To: MulhollandDrive who wrote (79562)6/15/2007 10:37:42 AM
From: TradeliteRead Replies (1) | Respond to of 306849
 
And if you have a house properly priced for its location and condition, AND you have a buyer on the hook who is hammering away at you for more and more price reductions or home improvements, you have a buyer who wants your house for some reason, even after you tell him to go buy his "perfect dream house" somewhere else.

Play that buyer to the hilt.
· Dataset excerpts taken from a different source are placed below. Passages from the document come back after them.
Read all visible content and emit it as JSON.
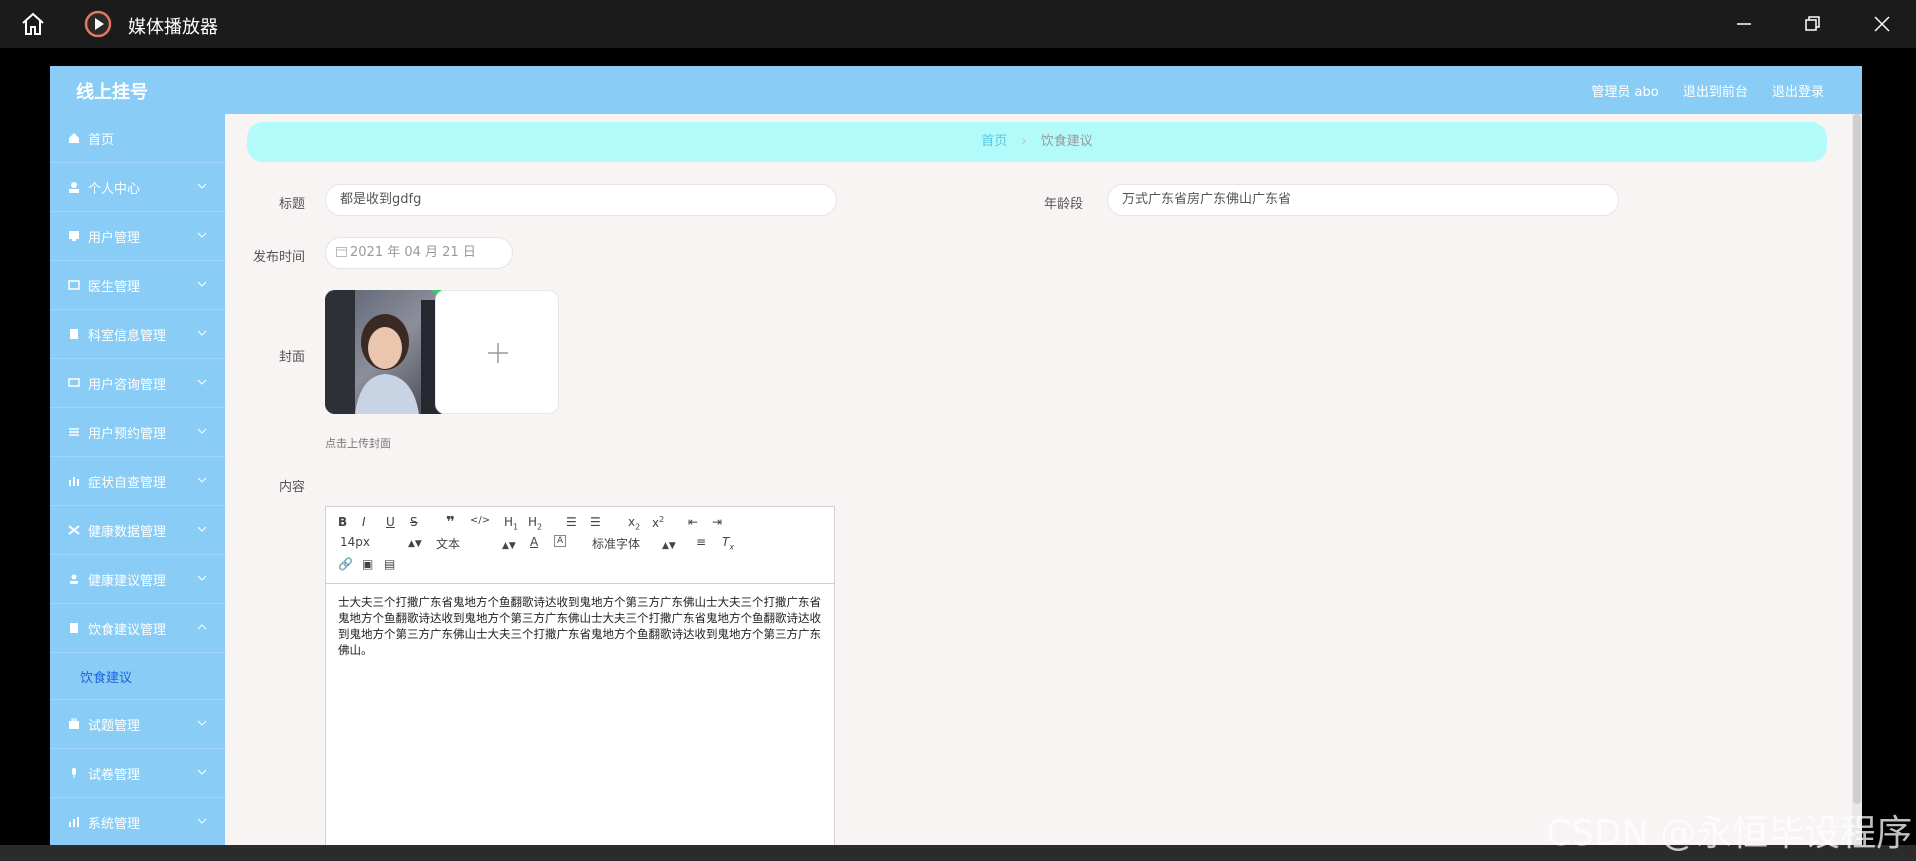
{
  "window": {
    "title": "媒体播放器",
    "icons": {
      "home": "home-icon",
      "app": "play-icon",
      "minimize": "minimize-icon",
      "restore": "restore-icon",
      "close": "close-icon"
    }
  },
  "header": {
    "brand": "线上挂号",
    "links": [
      "管理员 abo",
      "退出到前台",
      "退出登录"
    ]
  },
  "sidebar": {
    "items": [
      {
        "label": "首页",
        "icon": "home-icon",
        "expandable": false
      },
      {
        "label": "个人中心",
        "icon": "user-icon",
        "expandable": true
      },
      {
        "label": "用户管理",
        "icon": "monitor-icon",
        "expandable": true
      },
      {
        "label": "医生管理",
        "icon": "card-icon",
        "expandable": true
      },
      {
        "label": "科室信息管理",
        "icon": "clipboard-icon",
        "expandable": true
      },
      {
        "label": "用户咨询管理",
        "icon": "message-icon",
        "expandable": true
      },
      {
        "label": "用户预约管理",
        "icon": "list-icon",
        "expandable": true
      },
      {
        "label": "症状自查管理",
        "icon": "chart-icon",
        "expandable": true
      },
      {
        "label": "健康数据管理",
        "icon": "data-icon",
        "expandable": true
      },
      {
        "label": "健康建议管理",
        "icon": "person-icon",
        "expandable": true
      },
      {
        "label": "饮食建议管理",
        "icon": "clipboard-icon",
        "expandable": true,
        "expanded": true
      }
    ],
    "submenu": [
      "饮食建议"
    ],
    "items_after": [
      {
        "label": "试题管理",
        "icon": "briefcase-icon"
      },
      {
        "label": "试卷管理",
        "icon": "mic-icon"
      },
      {
        "label": "系统管理",
        "icon": "bar-icon"
      }
    ]
  },
  "breadcrumb": {
    "home": "首页",
    "separator": "›",
    "current": "饮食建议"
  },
  "form": {
    "title_label": "标题",
    "title_value": "都是收到gdfg",
    "age_label": "年龄段",
    "age_value": "万式广东省房广东佛山广东省",
    "date_label": "发布时间",
    "date_value": "2021 年 04 月 21 日",
    "cover_label": "封面",
    "cover_hint": "点击上传封面",
    "content_label": "内容"
  },
  "editor": {
    "font_size": "14px",
    "text_type": "文本",
    "font_family": "标准字体",
    "content": "士大夫三个打撒广东省鬼地方个鱼翻歌诗达收到鬼地方个第三方广东佛山士大夫三个打撒广东省鬼地方个鱼翻歌诗达收到鬼地方个第三方广东佛山士大夫三个打撒广东省鬼地方个鱼翻歌诗达收到鬼地方个第三方广东佛山士大夫三个打撒广东省鬼地方个鱼翻歌诗达收到鬼地方个第三方广东佛山。"
  },
  "watermark": "CSDN @永恒毕设程序"
}
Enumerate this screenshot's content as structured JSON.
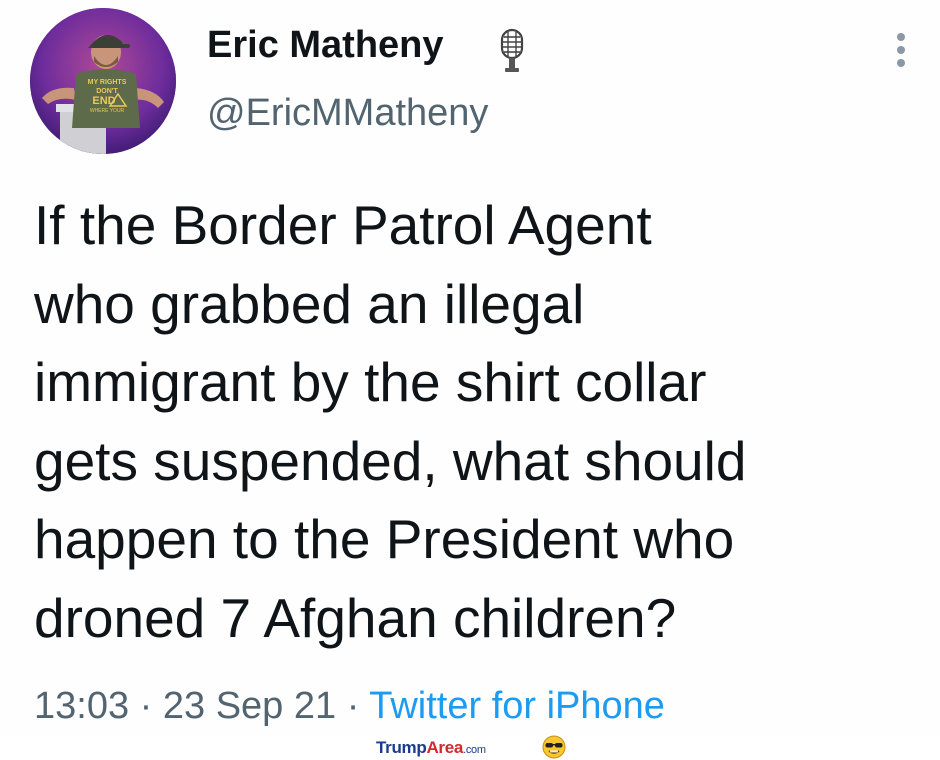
{
  "author": {
    "name": "Eric Matheny",
    "handle": "@EricMMatheny",
    "badge_icon": "microphone-icon",
    "avatar_shirt_text": [
      "MY RIGHTS",
      "DON'T",
      "END",
      "WHERE YOUR"
    ]
  },
  "tweet": {
    "lines": [
      "If the Border Patrol Agent",
      "who grabbed an illegal",
      "immigrant by the shirt collar",
      "gets suspended, what should",
      "happen to the President who",
      "droned 7 Afghan children?"
    ],
    "time": "13:03",
    "separator": " · ",
    "date": "23 Sep 21",
    "source": "Twitter for iPhone"
  },
  "menu": {
    "icon": "more-vertical-icon"
  },
  "watermark": {
    "brand_part1": "Trump",
    "brand_part2": "Area",
    "brand_part3": ".com",
    "emoji_icon": "sunglasses-face-icon"
  },
  "colors": {
    "text_primary": "#0f1419",
    "text_secondary": "#536471",
    "link": "#1d9bf0",
    "avatar_bg": "#6b2aa0"
  }
}
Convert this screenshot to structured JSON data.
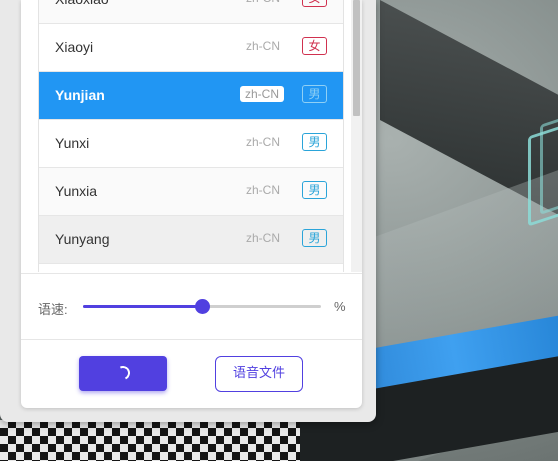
{
  "voices": [
    {
      "name": "Xiaoxiao",
      "locale": "zh-CN",
      "gender": "女",
      "gender_type": "female",
      "state": "alt"
    },
    {
      "name": "Xiaoyi",
      "locale": "zh-CN",
      "gender": "女",
      "gender_type": "female",
      "state": "normal"
    },
    {
      "name": "Yunjian",
      "locale": "zh-CN",
      "gender": "男",
      "gender_type": "male",
      "state": "selected"
    },
    {
      "name": "Yunxi",
      "locale": "zh-CN",
      "gender": "男",
      "gender_type": "male",
      "state": "normal"
    },
    {
      "name": "Yunxia",
      "locale": "zh-CN",
      "gender": "男",
      "gender_type": "male",
      "state": "alt"
    },
    {
      "name": "Yunyang",
      "locale": "zh-CN",
      "gender": "男",
      "gender_type": "male",
      "state": "hover"
    },
    {
      "name": "",
      "locale": "",
      "gender": "",
      "gender_type": "male",
      "state": "normal"
    }
  ],
  "speed": {
    "label": "语速:",
    "unit": "%",
    "value_fraction": 0.5
  },
  "actions": {
    "generate_state": "loading",
    "audio_file_label": "语音文件"
  },
  "colors": {
    "accent": "#5140e0",
    "selected_row": "#2196f3",
    "female_badge": "#d0314f",
    "male_badge": "#2aa4d9"
  }
}
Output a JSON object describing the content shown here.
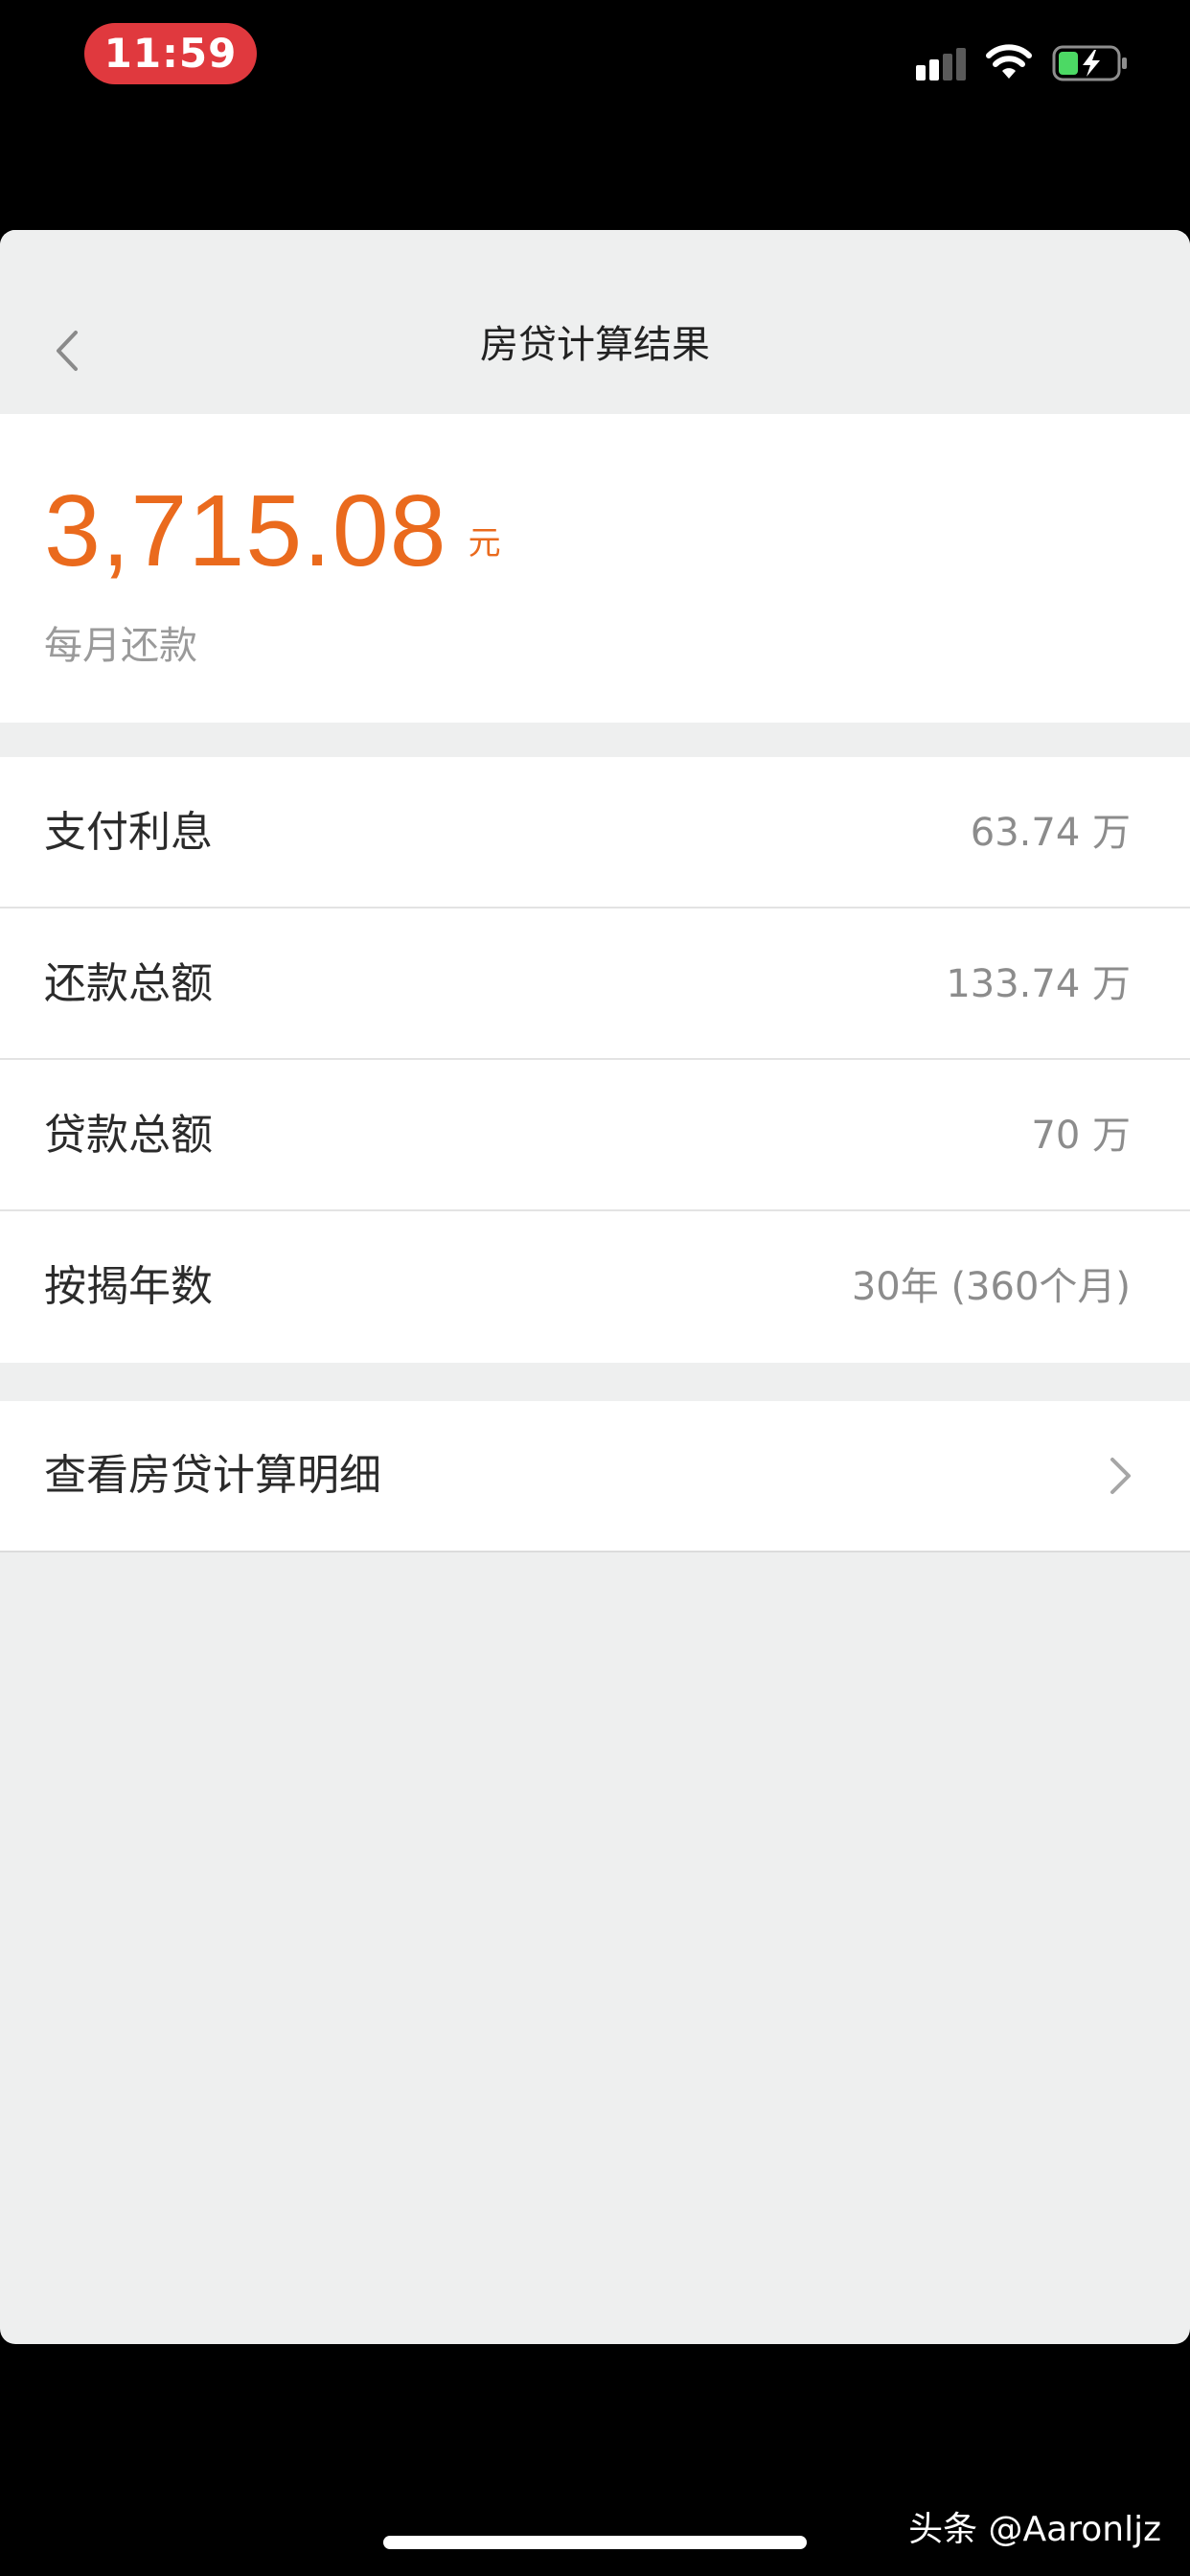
{
  "status_bar": {
    "time": "11:59"
  },
  "icons": {
    "signal": "signal-icon",
    "wifi": "wifi-icon",
    "battery": "battery-charging-icon",
    "back": "chevron-left-icon",
    "detail": "chevron-right-icon"
  },
  "nav": {
    "title": "房贷计算结果"
  },
  "summary": {
    "amount": "3,715.08",
    "unit": "元",
    "label": "每月还款"
  },
  "info": {
    "items": [
      {
        "label": "支付利息",
        "value": "63.74 万"
      },
      {
        "label": "还款总额",
        "value": "133.74 万"
      },
      {
        "label": "贷款总额",
        "value": "70 万"
      },
      {
        "label": "按揭年数",
        "value": "30年 (360个月)"
      }
    ]
  },
  "detail": {
    "label": "查看房贷计算明细"
  },
  "watermark": {
    "text": "头条 @Aaronljz"
  },
  "colors": {
    "accent": "#ea6a1d",
    "time_pill": "#e0393e",
    "background": "#eeefef",
    "battery_fill": "#4cd964"
  }
}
Many real estate people and homeowners who only know an easy, upward market don't understand how to deal with the new breed of buyer that the recent market has "created". Those buyers aren't as tough as they look, and once they pick out a house to "pick on until they get it", they are as vulnerable as sellers. Deal with both accordingly, and grow the backbone which some of them lack.



To: MulhollandDrive who wrote (79562)6/15/2007 10:39:53 AM
From: Think4YourselfRead Replies (1) | Respond to of 306849
 
re: sellers will SPEND money to get their price

Dumb! Realtor commissions, taxes, property taxes, etc based off of sales price. Sellers spending time and effort as well. Both sides lose. If the seller held the house less than two years then seller is effectively double taxed on improvements. Made improvements with after tax dollars to get selling price up, and then pays taxes again from profits of sale.

When it comes to financial matters Americans in general are sadly lacking in reasoning ability.



To: MulhollandDrive who wrote (79562)6/15/2007 4:13:26 PM
From: MetacometRead Replies (1) | Respond to of 306849
 
That's too many reasons.

There is really only one reason that a house won't sell.

Overpriced.

That factor absorbs everything else.